Unsurprisingly, Mitrano has already begun distancing herself from leftist Democrats, emphasizing to us, “I’m not a democratic socialist. I do believe in free enterprise.” “She’s not running an AOC campaign. That’s not what this district is, and that’s not who Tracy is,” noted Pruce. In our interview, Mitrano readily offered critiques of Sanders, such as on his proposal to make college free: “The people who are advocating [free college] seem to fail to understand the impact that it has on the development of people in what we call K-12. … Mr. Sanders, aren’t you thinking about that?” She favors a gentler approach: zeroing out student loan interest payments and expanding refinancing options for debtors.
Mitrano has largely maintained her past positions on issues like reproductive rights (protect them), rural broadband (expand it) and net neutrality (restore it). But on some topics, most notably on health care, Mitrano has veered away from the left since 2018. Once an open proponent of Medicare for All, she now believes, more generically, “We have to have universal coverage, affordable and available health care.” Pressed on the right policy to achieve that goal, Mitrano admitted, “Me, myself and I sitting here don’t know exactly what that solution is.”
Mitrano’s positioning reflects a political calculus. She is betting that progressives in Tompkins, the only county she won outright, will stomach her moderate leanings on certain issues to see a Democrat win — affording her leeway to secure unaffiliated and moderate-Republican votes in Allegany, Chautauqua and Cattaraugus.
To see this, you need only contrast Mitrano’s crystal-clear pro-choice politics with her deliberate ambiguity on Medicare for All. Pruce even told us as much: “[Progressives] will understand that somebody representing this district needs to match [its] persuasions.”
But no issue will be as potent for Mitrano as Reed’s financial interests.
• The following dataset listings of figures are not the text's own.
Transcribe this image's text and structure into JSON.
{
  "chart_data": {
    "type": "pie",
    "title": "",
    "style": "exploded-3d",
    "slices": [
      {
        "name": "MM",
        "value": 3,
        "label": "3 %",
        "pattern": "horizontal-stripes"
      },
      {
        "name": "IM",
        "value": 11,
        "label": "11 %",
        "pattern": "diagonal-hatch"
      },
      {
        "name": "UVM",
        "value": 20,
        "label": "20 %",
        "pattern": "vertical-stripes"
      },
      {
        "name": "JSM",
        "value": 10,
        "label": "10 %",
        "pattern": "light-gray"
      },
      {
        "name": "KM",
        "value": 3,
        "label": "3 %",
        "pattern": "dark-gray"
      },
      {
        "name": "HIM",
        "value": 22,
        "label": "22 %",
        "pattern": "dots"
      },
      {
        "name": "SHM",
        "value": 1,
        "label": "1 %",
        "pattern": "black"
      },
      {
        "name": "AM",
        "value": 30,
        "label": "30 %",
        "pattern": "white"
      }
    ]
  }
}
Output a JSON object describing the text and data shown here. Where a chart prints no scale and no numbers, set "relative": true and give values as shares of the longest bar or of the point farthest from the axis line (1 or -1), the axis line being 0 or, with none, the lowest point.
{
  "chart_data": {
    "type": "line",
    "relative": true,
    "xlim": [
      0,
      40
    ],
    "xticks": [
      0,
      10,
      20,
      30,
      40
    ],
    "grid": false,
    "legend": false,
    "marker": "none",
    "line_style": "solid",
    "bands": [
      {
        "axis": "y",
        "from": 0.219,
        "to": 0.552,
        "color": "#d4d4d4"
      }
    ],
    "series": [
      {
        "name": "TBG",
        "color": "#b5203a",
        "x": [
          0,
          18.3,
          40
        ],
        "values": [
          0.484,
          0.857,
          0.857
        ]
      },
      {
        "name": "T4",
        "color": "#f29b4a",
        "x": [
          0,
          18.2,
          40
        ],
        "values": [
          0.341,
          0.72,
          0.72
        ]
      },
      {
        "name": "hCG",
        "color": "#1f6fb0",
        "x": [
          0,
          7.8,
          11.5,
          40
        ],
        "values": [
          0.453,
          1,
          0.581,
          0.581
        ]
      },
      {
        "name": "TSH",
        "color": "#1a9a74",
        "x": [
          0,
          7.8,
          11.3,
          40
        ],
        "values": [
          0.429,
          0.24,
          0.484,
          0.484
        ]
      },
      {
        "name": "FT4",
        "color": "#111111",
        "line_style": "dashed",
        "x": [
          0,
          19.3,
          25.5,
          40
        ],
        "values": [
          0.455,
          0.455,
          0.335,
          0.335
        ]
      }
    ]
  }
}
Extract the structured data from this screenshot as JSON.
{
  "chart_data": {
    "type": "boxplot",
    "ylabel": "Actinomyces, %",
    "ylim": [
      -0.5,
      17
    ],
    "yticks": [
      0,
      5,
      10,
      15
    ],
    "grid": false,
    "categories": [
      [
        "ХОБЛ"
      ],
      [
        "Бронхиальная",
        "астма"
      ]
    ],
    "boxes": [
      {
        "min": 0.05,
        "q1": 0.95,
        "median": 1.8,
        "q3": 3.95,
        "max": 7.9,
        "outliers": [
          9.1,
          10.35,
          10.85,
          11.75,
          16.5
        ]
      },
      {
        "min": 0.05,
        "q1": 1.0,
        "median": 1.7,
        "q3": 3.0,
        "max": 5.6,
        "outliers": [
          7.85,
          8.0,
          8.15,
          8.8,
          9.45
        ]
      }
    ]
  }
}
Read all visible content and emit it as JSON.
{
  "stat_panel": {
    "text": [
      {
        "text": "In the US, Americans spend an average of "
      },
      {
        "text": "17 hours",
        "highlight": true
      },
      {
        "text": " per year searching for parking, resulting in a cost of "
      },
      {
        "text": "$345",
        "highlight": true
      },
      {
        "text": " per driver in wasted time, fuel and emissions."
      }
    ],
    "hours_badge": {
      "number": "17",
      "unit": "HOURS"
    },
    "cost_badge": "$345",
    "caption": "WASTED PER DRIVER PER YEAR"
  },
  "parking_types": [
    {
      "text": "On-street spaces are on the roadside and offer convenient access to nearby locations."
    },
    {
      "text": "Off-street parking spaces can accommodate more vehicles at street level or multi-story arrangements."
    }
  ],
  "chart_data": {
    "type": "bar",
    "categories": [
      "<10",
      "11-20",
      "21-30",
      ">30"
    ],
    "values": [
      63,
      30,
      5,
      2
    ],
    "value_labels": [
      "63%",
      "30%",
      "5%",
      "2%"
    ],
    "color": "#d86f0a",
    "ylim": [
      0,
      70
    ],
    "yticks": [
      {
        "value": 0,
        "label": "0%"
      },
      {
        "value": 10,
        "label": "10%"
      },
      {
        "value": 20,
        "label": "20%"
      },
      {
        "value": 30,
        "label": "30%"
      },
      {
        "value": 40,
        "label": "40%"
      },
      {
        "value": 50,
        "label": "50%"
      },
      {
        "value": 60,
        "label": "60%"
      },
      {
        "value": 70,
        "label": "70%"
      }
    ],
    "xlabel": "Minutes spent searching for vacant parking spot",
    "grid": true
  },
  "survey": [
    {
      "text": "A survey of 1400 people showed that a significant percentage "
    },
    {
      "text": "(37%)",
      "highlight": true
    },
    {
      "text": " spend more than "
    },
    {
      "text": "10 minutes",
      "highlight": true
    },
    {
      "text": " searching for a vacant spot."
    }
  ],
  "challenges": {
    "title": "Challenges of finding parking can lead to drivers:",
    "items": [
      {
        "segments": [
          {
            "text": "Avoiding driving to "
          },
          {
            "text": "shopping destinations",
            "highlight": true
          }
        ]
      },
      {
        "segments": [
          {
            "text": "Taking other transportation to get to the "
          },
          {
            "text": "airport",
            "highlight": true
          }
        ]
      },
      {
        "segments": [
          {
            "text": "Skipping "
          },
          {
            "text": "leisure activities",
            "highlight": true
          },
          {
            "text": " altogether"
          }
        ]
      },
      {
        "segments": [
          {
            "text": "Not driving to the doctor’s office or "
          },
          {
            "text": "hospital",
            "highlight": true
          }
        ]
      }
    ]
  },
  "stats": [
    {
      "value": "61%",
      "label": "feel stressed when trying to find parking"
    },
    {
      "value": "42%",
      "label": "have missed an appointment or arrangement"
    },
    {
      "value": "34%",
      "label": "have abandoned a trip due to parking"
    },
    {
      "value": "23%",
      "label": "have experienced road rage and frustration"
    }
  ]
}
From courting well-heeled donors to founding a medical debt collection firm that hounds his constituents, Reed is vulnerable to being characterized as a self-dealing Washington insider — or, as Mitrano put it, a “mafia boss.” Mitrano is smart to hit him here, with the added benefit of undermining his hollow claims of bipartisanship. Such an anti-corruption message has broad appeal, as much in the reddest towns of western New York as at bright-blue Cornell.
Not that Reed is any friend of Cornell’s. As we argued in 2016, Reed’s REDUCE Act, which would force universities with large endowments to divert returns to financial aid, amounts to a shakedown of higher-ed institutions. It would hurt Cornell’s long-term fiscal health and could even fuel further tuition hikes, contravening the bill’s original stated purpose. For her part, Mitrano seems to concur: “I don’t believe that the motivation for that proposal is sincere. I don’t think Reed likes elite education, period.”
We twice reached out to the Reed campaign for comment. They didn’t reach back.
We endorsed Mitrano last election cycle, and for good reason. She has a commendable 13-year track record serving as Cornell’s IT policy head. She has an inclusive agenda that would help get rural New Yorkers online, safeguard our natural resources and lighten student-debt burdens. And she is the district’s best hope in years of unseating Reed. Welcome back to the campaign trail, Dr. Mitrano. Best of luck.
Clarification: A previous version of this editorial referenced the disappearance of Mitrano’s webpage on the Second Amendment. Following publication, the page has come back online. The Mitrano campaign attributes its omission to a technical error. The editorial has been updated accordingly.
Disclosure: Mitrano served on The Cornell Daily Sun’s senior board of directors until 2013 and currently plays no role.
The above editorial reflects the opinions of The Cornell Daily Sun. Editorials are penned collaboratively between the Editor-in-Chief, Associate Editor and Opinion Editor, in consultation with additional Sun editors and staffers. The Sun’s editorials are independent of its news coverage and op-eds.